Computer Architecture: How do applications communicate with an operating system?

Question

Prelude: This is admittedly a fairly broad question regarding computer architecture, but one that I hear from others and wonder about quite often myself. I also don't think that there is a direct or quick answer to this. However, I was hoping someone well-versed in systems architecture could provide some insight.

Some background: I am primarily a full-stack developer focusing mostly on web technologies and databases. I do have some background in C and tinkering with a good deal of low-level stuff, but that was a very long time ago and was non-academic. As such, I never got very deep into OS architecture, and this is one piece that eludes me. I am aware of various techniques and methods of accomplishing these tasks (especially on a higher level with technologies geared for this purpose), but am lacking a holistic picture/understanding of the low-level logistics of how this happens - particularly on an OS level.

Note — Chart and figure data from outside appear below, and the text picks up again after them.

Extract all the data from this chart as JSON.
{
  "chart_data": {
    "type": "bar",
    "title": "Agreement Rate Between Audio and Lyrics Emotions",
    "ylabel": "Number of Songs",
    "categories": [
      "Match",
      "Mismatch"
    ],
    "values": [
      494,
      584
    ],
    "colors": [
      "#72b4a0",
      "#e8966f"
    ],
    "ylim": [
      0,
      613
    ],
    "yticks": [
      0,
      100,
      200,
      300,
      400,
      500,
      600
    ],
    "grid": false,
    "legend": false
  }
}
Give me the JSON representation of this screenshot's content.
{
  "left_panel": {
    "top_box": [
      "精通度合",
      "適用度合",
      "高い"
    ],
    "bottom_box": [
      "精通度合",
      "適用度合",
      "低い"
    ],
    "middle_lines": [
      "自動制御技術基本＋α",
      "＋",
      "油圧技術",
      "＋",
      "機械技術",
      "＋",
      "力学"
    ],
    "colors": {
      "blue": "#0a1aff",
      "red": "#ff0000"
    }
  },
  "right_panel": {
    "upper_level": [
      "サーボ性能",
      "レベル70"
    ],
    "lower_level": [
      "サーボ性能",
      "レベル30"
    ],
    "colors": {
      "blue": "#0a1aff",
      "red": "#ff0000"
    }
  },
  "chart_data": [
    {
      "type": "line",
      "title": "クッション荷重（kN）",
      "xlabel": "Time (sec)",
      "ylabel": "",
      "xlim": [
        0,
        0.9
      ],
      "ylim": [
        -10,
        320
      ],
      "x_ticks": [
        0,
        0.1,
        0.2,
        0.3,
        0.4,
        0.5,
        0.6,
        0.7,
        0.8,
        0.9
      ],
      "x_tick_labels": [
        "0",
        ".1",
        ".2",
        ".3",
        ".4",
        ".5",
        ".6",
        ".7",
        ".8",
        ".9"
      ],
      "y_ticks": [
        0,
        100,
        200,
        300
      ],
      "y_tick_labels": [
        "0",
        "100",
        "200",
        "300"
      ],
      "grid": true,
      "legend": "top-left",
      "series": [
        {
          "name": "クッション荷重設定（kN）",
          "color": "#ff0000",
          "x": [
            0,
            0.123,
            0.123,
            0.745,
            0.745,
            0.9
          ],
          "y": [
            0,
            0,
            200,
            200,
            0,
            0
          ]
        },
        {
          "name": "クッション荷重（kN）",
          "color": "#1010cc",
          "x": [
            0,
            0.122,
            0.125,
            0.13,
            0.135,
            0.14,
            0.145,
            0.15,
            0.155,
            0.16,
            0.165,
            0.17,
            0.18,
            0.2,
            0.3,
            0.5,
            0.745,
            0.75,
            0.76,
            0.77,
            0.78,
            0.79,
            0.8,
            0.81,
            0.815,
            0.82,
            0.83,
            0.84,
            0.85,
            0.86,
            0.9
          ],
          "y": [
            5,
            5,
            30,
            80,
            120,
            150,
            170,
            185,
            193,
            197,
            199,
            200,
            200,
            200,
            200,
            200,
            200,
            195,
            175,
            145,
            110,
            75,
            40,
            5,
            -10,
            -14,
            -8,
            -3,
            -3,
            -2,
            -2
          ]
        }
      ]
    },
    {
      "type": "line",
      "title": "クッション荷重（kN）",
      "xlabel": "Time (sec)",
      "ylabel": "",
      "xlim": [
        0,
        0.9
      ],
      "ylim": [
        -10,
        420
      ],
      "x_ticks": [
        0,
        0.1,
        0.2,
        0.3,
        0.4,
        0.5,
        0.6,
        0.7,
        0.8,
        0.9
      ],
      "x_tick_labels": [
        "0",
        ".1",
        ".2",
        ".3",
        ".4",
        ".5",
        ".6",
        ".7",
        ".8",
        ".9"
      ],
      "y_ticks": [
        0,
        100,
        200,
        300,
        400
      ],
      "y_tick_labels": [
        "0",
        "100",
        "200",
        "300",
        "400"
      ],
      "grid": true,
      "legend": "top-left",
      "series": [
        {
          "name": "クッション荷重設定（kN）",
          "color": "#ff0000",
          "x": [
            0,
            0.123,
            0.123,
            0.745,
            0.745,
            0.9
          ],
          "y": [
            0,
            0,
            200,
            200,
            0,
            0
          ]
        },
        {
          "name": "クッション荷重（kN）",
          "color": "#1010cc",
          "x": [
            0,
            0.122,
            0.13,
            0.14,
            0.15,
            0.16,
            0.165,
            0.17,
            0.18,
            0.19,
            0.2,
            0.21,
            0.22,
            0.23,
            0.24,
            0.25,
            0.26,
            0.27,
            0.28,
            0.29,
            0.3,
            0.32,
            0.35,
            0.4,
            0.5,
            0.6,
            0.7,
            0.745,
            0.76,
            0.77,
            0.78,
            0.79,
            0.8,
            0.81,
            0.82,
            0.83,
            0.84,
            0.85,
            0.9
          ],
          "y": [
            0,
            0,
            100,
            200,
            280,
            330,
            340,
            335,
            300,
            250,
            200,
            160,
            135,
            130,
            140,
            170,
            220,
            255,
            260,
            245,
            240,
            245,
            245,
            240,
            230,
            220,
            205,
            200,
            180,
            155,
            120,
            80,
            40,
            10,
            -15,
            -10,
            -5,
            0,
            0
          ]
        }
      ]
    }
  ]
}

The general question is: how do applications running inside of a "container" actually talk to the running instance of that container? By "container", I mean an instance of running code which is already loaded into memory (examples of such code could be an operating system, a graphics drawing interface, an application server, a driver, etc).

Also, this question applies only to compiled code, and to communication between systems running on the same machine.

For example

Let's say I build a simple library who's purpose is to draw a pixel on a screen. Let's also say this library has one method, drawPixel(int x, int y).

The library itself manages its own drawing context (which could be anything from a raw SVGA buffer to a desktop window). Applications using this API simply link dynamically against the library, and call the drawPixel method, without any awareness of the library's exact actions after the call.

Under the hood, this drawPixel method is supposed to draw to a window on the desktop, creating it if it doesn't exist on the first call.

However, technically what would happen if the setup was that straightforward & simple, is that each calling application would "pull & run" all of the code in drawPixel and its dependencies, effectively causing each running application to have its own running instance of the entire call chain (and thus, if it was called by 5 different applications, you'd end up with 5 different windows instead of a shared context to one window). (I hope I'm explaining this right)

So, my question is, how does this "sharing" happen in modern operating systems?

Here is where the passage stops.